A few things to say about this.
- Given that the VAM is nearly a random number generator, this is good news – it means they are not trusting the VAM scores blindly. Of course, it still doesn’t mean that the right teachers are getting fired, since half of the score is random.
- Another point the article mentions is that failing teachers are leaving before the reports come out. We don’t actually know how many teachers are affected by these scores.
- Anyway, what is the right number of teachers to fire each year, New York Times? And how did you choose that number? Oh wait, you quoted someone from the Brookings Institute: “It would be an unusual profession that at least 5 percent are not deemed ineffective.” Way to explain things so scientifically! It’s refreshing to know exactly how the army of McKinsey alums approach education reform.
- The overall article gives us the impression that if we were really going to do our job and “be tough on bad teachers,” then we’d weight the Value-Added Model way more. But instead we’re being pussies. Wonder what would happen if we weren’t pussies?
The second article explained just that. It also came from the New York Times (h/t Suresh Naidu), and it was a the story of a School Chief in Atlanta who took the VAM scores very very seriously.
What happened next?
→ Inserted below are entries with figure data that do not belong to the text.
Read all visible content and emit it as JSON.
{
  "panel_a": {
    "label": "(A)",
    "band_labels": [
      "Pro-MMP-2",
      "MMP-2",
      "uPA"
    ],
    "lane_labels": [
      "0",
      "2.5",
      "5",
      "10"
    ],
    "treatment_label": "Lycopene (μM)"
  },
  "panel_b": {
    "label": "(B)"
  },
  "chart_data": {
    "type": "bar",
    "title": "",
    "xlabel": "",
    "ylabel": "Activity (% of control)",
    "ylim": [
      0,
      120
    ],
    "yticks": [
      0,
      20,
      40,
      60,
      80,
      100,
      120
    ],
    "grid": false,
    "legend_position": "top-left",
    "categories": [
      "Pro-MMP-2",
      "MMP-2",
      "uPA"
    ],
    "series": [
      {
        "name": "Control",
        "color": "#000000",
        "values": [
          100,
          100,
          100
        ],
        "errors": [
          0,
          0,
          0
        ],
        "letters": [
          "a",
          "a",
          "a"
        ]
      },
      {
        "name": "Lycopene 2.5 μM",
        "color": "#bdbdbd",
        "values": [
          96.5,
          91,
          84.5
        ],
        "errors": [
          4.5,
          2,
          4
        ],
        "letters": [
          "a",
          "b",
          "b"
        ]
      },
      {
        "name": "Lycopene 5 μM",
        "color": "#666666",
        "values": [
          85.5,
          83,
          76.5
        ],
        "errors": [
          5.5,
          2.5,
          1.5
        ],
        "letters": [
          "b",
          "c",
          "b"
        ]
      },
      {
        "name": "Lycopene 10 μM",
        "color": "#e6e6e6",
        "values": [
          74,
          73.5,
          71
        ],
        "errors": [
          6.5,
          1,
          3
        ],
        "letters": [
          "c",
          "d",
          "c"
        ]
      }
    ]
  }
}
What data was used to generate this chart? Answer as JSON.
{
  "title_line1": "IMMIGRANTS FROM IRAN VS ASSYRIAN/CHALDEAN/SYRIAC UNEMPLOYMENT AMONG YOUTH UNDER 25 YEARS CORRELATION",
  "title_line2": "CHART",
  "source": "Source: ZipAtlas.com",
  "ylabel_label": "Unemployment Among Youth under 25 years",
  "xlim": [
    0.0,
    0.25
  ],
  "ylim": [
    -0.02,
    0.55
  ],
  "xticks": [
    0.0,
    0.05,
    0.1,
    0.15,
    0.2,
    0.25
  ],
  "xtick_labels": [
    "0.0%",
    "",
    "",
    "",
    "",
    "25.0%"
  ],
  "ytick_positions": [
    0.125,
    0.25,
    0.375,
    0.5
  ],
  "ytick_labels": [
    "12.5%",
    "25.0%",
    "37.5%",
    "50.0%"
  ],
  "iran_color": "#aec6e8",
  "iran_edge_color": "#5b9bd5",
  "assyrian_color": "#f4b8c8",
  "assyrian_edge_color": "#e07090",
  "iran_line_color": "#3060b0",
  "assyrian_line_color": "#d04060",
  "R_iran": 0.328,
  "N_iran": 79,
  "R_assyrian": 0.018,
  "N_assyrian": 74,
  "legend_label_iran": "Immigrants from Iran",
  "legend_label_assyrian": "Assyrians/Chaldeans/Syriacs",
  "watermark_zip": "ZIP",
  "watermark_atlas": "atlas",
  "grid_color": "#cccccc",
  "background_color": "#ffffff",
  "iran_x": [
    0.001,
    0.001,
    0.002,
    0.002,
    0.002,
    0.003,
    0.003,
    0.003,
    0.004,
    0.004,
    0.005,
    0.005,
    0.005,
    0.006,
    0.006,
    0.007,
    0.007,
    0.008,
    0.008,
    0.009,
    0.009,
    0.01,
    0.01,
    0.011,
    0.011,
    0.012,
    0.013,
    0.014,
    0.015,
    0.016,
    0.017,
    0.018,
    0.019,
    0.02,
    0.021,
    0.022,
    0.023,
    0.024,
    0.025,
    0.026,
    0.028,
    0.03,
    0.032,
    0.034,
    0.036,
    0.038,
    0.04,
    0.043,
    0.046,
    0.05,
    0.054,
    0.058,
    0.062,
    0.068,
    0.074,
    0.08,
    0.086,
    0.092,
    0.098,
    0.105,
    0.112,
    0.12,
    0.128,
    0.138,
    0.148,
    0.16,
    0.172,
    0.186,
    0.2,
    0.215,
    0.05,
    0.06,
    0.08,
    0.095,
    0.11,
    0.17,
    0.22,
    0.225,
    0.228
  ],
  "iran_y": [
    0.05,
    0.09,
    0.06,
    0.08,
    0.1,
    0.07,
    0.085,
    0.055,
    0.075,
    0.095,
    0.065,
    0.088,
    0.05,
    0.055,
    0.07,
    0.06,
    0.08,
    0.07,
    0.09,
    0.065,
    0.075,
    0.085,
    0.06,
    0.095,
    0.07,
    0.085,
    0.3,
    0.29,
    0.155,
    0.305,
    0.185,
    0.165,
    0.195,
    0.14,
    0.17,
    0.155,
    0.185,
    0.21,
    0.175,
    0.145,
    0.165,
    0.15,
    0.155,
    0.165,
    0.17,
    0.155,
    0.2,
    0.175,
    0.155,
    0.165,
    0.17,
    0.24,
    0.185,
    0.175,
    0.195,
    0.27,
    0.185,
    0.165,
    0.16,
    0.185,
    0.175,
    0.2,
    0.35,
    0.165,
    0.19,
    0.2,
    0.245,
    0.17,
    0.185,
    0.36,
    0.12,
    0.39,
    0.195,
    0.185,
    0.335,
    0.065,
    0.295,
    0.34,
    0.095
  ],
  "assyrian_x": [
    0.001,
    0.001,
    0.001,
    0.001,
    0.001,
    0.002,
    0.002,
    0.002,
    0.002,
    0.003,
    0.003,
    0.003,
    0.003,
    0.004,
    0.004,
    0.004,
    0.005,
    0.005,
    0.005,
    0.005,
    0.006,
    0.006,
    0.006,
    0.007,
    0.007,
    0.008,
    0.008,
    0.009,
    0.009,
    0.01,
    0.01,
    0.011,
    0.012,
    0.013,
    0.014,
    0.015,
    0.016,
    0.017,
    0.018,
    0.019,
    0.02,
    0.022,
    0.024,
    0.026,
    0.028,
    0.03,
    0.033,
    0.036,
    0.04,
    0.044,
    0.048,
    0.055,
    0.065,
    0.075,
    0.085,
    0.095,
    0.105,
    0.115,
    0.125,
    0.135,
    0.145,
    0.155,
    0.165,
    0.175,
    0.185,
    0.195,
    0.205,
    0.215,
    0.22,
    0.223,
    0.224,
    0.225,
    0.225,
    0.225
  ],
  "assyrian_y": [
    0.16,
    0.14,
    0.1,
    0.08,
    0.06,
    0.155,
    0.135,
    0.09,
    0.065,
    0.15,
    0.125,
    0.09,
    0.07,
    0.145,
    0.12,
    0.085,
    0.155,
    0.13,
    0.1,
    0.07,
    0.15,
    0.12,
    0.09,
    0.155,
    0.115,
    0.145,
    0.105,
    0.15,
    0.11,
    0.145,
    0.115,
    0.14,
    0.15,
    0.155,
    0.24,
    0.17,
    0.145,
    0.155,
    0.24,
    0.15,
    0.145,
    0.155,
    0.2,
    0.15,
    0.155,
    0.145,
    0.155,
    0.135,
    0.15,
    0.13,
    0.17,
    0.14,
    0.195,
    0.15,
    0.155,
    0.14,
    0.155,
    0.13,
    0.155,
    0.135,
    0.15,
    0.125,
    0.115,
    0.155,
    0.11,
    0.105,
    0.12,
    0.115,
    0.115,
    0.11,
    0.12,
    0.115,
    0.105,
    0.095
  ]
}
The teachers cheated wildly, changing the answers on their students’ tests. There was a big cover-up, lots of nasty political pressure, and a lot of good people feeling really bad, blah blah blah. But maybe we can take a step back and think about why this might have happened. Can we do that, New York Times? Maybe it had to do with the $500,000 in “performance bonuses” that the School Chief got for such awesome scores?
Let’s face it, this cheating scandal, and others like it (which may never come to light), was not hard to predict (as I explain in this post). In fact, as a predictive modeler, I’d argue that this cheating problem is the easiest thing to predict about the VAM, considering how it’s being used as an opaque mathematical weapon.